Dr. Anil D. Kulkarni received his doctorate degree (faculty of medicine) from the Queen’s University of Belfast, N. Ireland. He is currently Professor of Surgery in the Department of Surgery at the University of Texas McGovern Medical School in the world’s largest medical center in Houston, Texas. His research specialization is in the role of nutrition in immune system function in health and disease and has extensive in applied, basic, and translational research. He has background in research & development and technology development. He has had two U. S. Patents on nutritional product development for modulation immune system function and nutritional formulations for wound healing. He also teaches medical students and mentors students from high school to graduate and medical students. He has traveled internationally extensively with numerous research collaborations in several countries in Asia, Europe, and Latin America. He is known internationally for his work in immunonutrition and functional foods and has been invited frequently as keynote speaker. He mentors medical students for their global health concentration as a part of their curriculum. He has been on the editorial boards of international journals and serves as peer reviewer. One of his current active interests is in Global Health activities and education.
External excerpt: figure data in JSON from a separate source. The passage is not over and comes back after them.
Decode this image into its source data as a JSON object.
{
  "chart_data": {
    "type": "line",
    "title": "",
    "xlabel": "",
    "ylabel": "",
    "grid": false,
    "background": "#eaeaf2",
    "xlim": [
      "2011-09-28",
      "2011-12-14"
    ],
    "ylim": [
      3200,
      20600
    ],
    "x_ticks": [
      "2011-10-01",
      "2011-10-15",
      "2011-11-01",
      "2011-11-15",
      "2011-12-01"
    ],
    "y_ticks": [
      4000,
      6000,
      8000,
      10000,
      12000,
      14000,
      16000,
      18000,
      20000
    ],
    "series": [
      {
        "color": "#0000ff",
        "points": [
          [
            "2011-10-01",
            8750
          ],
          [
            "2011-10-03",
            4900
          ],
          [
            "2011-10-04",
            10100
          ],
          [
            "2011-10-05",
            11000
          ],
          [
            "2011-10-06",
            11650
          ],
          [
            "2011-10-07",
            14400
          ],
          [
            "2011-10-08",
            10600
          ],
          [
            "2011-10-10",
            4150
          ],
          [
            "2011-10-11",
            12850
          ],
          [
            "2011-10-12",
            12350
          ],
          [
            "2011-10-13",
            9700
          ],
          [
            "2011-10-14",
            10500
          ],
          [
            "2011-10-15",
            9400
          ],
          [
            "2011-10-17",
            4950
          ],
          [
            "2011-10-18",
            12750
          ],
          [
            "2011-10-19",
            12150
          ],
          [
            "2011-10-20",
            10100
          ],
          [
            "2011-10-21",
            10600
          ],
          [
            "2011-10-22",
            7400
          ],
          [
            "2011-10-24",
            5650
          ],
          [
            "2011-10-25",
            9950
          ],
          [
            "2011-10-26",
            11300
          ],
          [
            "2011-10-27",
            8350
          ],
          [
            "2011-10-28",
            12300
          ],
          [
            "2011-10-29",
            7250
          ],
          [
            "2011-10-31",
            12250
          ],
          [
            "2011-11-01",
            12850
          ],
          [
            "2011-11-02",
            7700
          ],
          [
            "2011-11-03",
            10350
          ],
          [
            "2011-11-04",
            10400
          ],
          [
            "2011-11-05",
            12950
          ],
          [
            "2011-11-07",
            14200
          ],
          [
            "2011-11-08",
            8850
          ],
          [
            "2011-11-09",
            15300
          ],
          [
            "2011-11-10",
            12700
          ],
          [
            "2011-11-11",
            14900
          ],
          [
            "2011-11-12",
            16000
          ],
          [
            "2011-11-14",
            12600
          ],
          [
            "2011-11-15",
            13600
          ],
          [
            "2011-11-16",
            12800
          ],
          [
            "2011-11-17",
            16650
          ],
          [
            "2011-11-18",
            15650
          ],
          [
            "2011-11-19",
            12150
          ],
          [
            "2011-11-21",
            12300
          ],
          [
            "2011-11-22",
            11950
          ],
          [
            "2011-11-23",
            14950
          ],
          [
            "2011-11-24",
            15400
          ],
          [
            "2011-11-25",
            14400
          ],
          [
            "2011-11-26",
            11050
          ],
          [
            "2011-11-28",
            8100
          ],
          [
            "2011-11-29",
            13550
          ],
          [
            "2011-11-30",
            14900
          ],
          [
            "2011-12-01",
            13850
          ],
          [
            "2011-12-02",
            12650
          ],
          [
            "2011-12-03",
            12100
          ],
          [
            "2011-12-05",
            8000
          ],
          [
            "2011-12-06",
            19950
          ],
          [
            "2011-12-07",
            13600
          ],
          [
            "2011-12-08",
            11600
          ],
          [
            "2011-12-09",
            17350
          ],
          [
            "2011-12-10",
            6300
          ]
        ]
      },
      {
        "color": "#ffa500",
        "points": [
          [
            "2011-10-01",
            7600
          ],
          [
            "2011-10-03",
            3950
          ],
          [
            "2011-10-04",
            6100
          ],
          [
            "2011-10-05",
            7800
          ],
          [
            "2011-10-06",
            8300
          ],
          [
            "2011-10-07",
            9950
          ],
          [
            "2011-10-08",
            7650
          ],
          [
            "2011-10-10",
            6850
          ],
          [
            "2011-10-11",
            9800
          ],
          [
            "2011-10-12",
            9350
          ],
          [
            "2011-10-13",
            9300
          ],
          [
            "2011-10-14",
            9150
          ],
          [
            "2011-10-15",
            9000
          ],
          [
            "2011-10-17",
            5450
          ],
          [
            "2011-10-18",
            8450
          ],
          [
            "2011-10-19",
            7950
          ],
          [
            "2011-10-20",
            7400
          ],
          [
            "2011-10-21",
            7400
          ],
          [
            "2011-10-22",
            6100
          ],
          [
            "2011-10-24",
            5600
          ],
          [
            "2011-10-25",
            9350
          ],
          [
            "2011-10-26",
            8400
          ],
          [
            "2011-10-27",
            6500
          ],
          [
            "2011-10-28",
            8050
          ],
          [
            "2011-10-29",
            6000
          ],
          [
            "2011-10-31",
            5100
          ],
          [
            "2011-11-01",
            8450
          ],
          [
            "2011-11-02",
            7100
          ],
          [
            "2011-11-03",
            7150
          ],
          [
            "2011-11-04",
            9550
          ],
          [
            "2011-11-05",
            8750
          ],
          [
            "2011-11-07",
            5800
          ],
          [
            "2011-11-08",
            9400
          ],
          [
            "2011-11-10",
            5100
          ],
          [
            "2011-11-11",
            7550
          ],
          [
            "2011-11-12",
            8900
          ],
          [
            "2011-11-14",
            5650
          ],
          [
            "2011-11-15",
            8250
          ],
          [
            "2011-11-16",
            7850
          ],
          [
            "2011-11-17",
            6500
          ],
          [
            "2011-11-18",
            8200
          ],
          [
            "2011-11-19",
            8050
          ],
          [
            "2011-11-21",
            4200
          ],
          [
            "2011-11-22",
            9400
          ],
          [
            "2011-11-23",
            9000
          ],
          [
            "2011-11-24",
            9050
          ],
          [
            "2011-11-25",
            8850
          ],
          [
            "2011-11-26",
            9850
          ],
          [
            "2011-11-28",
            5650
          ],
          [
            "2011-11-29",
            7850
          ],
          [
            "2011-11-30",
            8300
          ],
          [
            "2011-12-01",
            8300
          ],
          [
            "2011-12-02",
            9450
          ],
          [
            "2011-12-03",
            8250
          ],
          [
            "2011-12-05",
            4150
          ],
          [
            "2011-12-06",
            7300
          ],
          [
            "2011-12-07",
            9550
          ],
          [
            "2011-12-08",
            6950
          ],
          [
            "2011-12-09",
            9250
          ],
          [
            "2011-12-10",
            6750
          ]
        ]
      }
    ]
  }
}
Most of the current academic global health initiatives have largely ignored or not focused on prevention or therapeutic applications to improve global health and education. He also develops international exchange programs for faculty, staff, and students. He has trained several international and domestic graduate and medical students. Recently he is a recipient of two international awards as recognition his contributions of global work- "Hind Rattan Award" at the 33rd International Congress of Association of Indians and "Fulbright- Nehru Scholarship 2014 for Professional and Teaching Excellence ". He is Honorary Professor at the Qingdao Municipal Hospital of the Qingdao University, China. He is also a Member of ARTOI (Associazione Ricerca Terapie Oncologiche Integrate), Italy.